Alice underground
Dormente. Se quiseres saber, era assim que ela se sentia. Depois de ter sentindo tanta dor que nem reagir conseguia mais. Nem conseguira, naquele dia, se levantar da própria cama. Tentou arrancar da própria dor a cura, incansavelmente procurou por uma solução, contudo, com todas as frustrações possíveis, se calou e percebeu que esse sentimento dilacerante permaneceria como facadas diárias. O amor tem dessas coisas, afinal ele nunca vem sozinho.

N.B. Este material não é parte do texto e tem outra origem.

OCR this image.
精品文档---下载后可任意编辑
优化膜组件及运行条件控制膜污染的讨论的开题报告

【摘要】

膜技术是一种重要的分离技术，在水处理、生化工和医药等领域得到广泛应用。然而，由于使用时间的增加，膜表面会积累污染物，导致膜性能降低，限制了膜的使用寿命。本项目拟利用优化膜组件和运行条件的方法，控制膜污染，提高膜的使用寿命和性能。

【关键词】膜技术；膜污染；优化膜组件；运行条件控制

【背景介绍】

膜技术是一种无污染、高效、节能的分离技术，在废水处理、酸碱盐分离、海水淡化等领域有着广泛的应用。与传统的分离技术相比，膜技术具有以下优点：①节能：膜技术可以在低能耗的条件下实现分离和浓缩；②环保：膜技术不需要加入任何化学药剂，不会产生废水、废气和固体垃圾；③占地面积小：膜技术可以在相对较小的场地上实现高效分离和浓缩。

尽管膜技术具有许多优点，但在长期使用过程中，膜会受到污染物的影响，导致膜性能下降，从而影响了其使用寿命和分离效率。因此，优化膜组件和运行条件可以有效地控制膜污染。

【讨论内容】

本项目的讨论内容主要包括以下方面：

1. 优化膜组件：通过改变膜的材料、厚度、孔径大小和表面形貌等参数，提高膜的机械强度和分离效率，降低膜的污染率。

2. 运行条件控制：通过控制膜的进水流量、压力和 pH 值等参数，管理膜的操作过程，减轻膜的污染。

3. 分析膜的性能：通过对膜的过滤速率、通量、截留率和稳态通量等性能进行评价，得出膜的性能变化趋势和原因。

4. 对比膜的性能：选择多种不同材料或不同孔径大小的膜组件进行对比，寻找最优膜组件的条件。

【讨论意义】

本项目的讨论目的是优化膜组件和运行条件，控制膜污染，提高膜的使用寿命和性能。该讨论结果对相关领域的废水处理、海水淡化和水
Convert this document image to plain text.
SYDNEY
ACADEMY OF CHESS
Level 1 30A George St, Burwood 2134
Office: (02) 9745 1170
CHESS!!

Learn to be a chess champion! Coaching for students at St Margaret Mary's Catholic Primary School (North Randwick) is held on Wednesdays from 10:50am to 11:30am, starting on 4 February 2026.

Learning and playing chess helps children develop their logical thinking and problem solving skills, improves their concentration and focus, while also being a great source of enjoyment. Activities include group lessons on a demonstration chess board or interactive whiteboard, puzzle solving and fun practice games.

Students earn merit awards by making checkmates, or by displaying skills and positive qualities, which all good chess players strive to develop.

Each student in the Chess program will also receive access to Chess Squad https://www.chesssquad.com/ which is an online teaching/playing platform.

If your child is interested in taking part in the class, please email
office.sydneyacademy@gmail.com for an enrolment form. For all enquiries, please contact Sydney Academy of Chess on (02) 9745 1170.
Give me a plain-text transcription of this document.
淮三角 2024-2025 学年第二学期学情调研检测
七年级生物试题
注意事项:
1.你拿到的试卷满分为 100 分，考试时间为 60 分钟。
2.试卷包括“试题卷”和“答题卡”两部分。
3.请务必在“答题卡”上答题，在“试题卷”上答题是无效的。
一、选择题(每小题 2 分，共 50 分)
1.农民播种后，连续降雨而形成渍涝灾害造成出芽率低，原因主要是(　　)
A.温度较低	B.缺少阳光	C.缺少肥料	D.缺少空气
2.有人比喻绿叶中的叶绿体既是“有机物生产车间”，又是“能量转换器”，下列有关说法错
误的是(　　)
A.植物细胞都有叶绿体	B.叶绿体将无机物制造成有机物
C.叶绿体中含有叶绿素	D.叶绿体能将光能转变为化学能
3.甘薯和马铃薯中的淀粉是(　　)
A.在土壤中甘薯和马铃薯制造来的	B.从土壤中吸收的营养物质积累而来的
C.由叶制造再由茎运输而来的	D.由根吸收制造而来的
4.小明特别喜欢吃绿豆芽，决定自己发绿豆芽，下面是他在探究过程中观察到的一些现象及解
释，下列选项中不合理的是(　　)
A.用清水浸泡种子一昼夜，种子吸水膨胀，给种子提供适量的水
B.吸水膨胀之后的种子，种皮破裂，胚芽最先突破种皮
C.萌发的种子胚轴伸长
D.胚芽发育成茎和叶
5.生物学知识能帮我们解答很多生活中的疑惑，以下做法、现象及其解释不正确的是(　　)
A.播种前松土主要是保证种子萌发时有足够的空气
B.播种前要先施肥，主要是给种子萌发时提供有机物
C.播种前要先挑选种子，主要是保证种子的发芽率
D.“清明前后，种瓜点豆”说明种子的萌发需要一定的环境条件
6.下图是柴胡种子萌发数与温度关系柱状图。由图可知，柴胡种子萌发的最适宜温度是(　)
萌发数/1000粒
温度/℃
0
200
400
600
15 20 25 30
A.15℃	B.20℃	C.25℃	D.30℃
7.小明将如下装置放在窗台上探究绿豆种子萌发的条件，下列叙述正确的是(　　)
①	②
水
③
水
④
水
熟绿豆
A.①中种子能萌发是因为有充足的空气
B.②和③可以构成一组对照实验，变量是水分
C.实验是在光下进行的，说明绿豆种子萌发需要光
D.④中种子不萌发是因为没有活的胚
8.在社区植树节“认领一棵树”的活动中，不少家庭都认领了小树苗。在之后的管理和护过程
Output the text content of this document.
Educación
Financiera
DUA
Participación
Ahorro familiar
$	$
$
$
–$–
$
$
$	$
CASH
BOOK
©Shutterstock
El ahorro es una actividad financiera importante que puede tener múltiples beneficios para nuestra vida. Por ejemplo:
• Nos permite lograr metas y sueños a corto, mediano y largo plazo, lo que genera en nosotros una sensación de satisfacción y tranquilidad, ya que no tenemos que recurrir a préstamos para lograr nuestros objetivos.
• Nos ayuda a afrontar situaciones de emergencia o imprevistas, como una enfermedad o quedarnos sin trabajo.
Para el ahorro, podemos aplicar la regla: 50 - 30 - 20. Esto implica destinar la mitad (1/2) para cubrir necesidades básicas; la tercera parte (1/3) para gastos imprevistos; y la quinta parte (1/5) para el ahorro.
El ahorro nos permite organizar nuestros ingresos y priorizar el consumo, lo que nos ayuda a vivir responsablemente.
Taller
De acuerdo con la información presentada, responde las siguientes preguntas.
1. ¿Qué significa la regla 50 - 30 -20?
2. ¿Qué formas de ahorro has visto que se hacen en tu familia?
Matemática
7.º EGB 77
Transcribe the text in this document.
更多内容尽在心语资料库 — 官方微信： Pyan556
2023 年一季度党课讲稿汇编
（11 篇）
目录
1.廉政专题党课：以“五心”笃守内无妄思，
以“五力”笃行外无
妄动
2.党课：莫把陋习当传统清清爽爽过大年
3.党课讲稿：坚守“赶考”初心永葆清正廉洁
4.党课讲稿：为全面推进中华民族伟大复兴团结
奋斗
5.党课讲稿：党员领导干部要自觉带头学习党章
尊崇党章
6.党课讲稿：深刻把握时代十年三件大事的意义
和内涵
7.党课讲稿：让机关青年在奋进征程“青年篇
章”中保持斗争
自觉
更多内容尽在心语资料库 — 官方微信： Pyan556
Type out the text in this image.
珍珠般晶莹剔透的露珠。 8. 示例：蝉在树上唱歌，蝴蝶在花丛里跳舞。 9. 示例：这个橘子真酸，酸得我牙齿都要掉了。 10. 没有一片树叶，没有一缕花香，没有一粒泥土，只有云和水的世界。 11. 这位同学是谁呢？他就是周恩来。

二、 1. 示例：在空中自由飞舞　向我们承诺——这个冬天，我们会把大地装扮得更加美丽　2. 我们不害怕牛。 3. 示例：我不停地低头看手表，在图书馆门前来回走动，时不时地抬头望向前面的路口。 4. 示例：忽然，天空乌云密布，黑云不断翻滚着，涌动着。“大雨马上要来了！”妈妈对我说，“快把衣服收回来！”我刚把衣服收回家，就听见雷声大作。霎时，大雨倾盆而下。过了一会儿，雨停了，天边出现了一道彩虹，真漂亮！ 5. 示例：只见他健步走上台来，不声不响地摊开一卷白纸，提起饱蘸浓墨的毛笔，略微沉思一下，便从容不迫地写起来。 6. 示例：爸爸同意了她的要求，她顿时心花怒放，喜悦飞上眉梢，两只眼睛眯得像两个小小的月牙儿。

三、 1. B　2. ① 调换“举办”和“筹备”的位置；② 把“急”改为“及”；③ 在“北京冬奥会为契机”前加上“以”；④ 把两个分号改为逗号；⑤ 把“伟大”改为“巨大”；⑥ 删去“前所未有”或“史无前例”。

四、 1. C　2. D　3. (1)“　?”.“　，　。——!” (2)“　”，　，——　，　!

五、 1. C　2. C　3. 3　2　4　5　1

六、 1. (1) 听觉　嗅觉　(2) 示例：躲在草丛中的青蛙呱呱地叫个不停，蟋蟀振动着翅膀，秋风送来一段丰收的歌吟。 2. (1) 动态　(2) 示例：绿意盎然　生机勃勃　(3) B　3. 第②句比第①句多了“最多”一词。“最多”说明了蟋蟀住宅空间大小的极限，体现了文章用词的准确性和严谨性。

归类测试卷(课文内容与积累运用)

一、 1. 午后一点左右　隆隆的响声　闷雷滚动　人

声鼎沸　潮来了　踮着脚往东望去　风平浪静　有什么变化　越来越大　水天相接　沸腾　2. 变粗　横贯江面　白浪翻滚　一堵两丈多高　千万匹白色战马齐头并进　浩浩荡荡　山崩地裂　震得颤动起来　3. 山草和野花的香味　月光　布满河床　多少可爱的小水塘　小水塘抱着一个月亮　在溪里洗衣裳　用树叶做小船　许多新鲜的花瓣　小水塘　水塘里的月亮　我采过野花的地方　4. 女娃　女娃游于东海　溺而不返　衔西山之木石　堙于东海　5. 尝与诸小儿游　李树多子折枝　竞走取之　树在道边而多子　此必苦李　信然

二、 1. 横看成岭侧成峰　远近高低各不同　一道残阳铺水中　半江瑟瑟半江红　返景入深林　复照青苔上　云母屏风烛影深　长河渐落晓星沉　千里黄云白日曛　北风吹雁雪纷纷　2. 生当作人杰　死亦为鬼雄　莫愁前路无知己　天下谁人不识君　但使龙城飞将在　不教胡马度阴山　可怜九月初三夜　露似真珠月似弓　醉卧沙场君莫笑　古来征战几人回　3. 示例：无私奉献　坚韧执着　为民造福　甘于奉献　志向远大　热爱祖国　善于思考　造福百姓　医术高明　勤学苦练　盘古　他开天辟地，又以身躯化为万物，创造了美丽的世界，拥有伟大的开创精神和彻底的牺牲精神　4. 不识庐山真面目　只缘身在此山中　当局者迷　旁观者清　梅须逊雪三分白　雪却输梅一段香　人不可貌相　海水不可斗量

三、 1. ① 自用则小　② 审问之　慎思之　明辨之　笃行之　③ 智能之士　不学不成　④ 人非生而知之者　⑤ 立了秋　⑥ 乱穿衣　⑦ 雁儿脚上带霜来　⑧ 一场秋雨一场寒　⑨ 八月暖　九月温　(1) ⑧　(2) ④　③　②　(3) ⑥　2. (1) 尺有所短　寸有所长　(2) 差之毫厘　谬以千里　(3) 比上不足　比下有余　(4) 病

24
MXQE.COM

Aprendeu que o amor constrói tudo, também aprendeu que na mesma medida pode ser destrutível, fazendo viver sob os escombros da demolição. Para a garota, viver não era exatamente a palavra correta. O correto seria sobreviver. Pois é... Ela havia achado essa palavra e estava convivendo, comungando com ela. Agarrou-se a sobrevivência, e da sobrevivência vivia. Sobrevivendo sob os escombros da demolição se perguntava como era possível seu coração parar de bater e ainda possuir forças para tentar respirar? Foi exatamente assim que aconteceu com ela desde que tudo acabou mesmo sem terminar nada... Perdera todas as funções do corpo, parecia que vivia em um coma, não sabia mais distinguir o que era real do que poderia ser pesadelo.
Quando olhou pela primeira vez aqueles olhos cor-de-mel, três anos atrás, não conseguiu pensar em mais nada. Viu-se refletida neles e não quis mais se ver em qualquer outro olhar. Do nada havia percebido que, de alguma forma, se reconhecera. Assustou-se. Cambaleou vacilante, desviando o olhar. Sorriu para disfarçar. Nesse exato momento ela havia conhecido o que de longe convivia, de perto mais temia: A sua fraqueza. A pior de todas as dores. Por que foi isso que o sentimento lindo e intenso que ela sentia havia virado: dor.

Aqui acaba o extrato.